Lung Cancer. 2023 Feb;176:112-120. doi: 10.1016/j.lungcan.2022.12.018. Epub 2022 Dec 30.
Since lung adenocarcinoma (LUAD) biopsies are usually small, it is questionable if their prognostic and predictive information is comparable to what is offered by large resection specimens. This study compares LUAD biopsies and resection specimens for their ability to provide prognostic and predictive parameters.

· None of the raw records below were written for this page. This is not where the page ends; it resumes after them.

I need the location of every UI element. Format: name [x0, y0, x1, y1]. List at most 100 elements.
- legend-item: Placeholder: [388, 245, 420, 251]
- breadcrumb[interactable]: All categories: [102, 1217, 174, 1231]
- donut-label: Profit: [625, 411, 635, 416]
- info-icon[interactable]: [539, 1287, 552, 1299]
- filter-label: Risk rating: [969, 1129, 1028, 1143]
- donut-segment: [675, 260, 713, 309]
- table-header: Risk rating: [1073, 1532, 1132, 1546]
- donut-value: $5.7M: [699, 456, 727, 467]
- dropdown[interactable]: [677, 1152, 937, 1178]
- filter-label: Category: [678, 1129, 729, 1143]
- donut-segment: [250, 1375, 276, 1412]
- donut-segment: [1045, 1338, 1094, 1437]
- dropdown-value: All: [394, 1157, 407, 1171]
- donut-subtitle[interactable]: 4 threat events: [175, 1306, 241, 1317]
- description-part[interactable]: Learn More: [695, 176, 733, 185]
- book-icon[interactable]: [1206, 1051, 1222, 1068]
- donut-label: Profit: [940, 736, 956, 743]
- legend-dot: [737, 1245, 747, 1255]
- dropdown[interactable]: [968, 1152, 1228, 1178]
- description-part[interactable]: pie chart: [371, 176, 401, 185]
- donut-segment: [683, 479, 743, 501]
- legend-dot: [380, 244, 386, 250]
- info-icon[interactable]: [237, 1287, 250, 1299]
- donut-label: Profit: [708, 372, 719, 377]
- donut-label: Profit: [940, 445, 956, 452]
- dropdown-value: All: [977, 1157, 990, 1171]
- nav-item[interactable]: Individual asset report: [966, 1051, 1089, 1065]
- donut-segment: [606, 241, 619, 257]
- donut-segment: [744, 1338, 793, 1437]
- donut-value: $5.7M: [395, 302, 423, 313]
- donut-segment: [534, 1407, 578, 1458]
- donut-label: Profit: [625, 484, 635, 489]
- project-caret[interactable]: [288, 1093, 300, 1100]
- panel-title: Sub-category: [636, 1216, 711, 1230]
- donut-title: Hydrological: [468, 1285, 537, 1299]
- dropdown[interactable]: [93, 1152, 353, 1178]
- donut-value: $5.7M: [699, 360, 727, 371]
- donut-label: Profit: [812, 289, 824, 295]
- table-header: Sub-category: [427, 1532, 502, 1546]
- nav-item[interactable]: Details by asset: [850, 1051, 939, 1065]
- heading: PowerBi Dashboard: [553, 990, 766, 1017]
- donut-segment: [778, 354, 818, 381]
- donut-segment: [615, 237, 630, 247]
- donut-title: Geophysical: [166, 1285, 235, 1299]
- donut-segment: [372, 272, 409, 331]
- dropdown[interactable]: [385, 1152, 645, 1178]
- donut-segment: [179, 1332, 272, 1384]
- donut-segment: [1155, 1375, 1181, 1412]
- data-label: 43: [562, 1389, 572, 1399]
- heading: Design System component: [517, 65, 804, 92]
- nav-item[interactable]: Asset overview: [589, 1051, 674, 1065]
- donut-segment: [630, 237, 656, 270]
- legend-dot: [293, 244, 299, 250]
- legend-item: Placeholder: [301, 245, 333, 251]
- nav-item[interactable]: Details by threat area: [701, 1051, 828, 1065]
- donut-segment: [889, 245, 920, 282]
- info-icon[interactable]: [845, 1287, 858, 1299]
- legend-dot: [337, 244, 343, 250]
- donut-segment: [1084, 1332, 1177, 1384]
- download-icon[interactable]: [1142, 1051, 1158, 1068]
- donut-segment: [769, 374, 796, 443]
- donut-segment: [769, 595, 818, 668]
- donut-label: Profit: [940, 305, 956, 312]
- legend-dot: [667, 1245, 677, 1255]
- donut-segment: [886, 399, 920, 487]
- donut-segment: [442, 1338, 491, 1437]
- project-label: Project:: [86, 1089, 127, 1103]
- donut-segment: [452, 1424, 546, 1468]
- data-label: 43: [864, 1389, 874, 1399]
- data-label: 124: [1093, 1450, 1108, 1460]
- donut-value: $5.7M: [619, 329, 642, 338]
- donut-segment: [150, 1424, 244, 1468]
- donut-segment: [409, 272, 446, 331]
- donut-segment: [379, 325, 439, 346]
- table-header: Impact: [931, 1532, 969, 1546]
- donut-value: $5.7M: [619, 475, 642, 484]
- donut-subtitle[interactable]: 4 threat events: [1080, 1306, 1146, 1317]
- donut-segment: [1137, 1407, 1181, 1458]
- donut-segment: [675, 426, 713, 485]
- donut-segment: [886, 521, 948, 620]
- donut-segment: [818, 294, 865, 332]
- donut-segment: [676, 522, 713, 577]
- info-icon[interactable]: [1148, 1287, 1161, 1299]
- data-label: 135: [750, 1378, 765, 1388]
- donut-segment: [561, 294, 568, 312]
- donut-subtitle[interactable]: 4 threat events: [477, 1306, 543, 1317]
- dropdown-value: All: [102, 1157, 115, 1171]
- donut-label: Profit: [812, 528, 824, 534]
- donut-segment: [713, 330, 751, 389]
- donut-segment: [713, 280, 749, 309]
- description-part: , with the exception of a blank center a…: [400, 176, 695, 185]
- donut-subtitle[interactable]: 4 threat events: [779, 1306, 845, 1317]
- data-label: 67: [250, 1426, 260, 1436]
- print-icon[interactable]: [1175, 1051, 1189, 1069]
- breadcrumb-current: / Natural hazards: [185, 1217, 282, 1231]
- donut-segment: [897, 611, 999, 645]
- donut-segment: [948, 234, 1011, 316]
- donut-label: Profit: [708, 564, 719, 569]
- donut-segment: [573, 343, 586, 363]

We selected 187 biopsy specimens with stage I and II LUAD. In 123 cases, subsequent resection specimens were also available. All specimens were evaluated for growth pattern, nuclear grade, fibrosis, inflammation, and genomic alterations. Findings were compared using non-parametric testing for categorical variables. Model performance was assessed using the area under the curve for both biopsies and resection specimens, and overall (OS) and disease-free survival (DFS) was calculated.
The overall growth pattern concordance between biopsies and resections was 73.9%. The dominant growth pattern correlated with OS and DFS in resected adenocarcinomas and for high-grade growth pattern in biopsies. Multivariate analysis of biopsy specimens revealed that T2-tumors, N1-status, KRAS mutations and a lack of other driver mutations were associated with poorer survival. Model performance using clinical, histological and genetic data from biopsy specimens for predicting OS and DSF demonstrated an AUC of 0.72 and 0.69, respectively.
Our data demonstrated the prognostic relevance of a high-grade growth pattern in biopsy specimens of LUAD. Combining clinical, histological and genetic information in one model demonstrated a suboptimal performance for DFS prediction and good performance for OS prediction. However, for daily practice, more robust (bio)markers are required to predict prognosis and stratify patients for therapy and follow-up.
由于肺腺癌(LUAD)活检样本通常较小,其预后和预测信息是否与大的切除标本相当尚存在疑问。本研究比较了LUAD活检样本和切除标本提供预后和预测参数的能力。
我们选取了187例I期和II期LUAD活检标本。其中123例随后也获得了切除标本。对所有标本评估生长模式、核分级、纤维化、炎症和基因组改变。使用非参数检验对分类变量的结果进行比较。使用活检标本和切除标本的曲线下面积评估模型性能,并计算总生存期(OS)和无病生存期(DFS)。
活检标本和切除标本的总体生长模式一致性为73.9%。在切除的腺癌中,主要生长模式与OS和DFS相关,在活检标本中与高级别生长模式相关。对活检标本的多变量分析显示,T2期肿瘤、N1状态、KRAS突变以及缺乏其他驱动基因突变与较差的生存率相关。使用活检标本的临床、组织学和基因数据预测OS和DSF的模型性能显示,曲线下面积(AUC)分别为0.72和0.69。
我们的数据证明了LUAD活检标本中高级别生长模式的预后相关性。将临床、组织学和基因信息整合到一个模型中,对DFS预测表现欠佳,对OS预测表现良好。然而,在日常实践中,需要更可靠的(生物)标志物来预测预后,并对患者进行治疗和随访分层。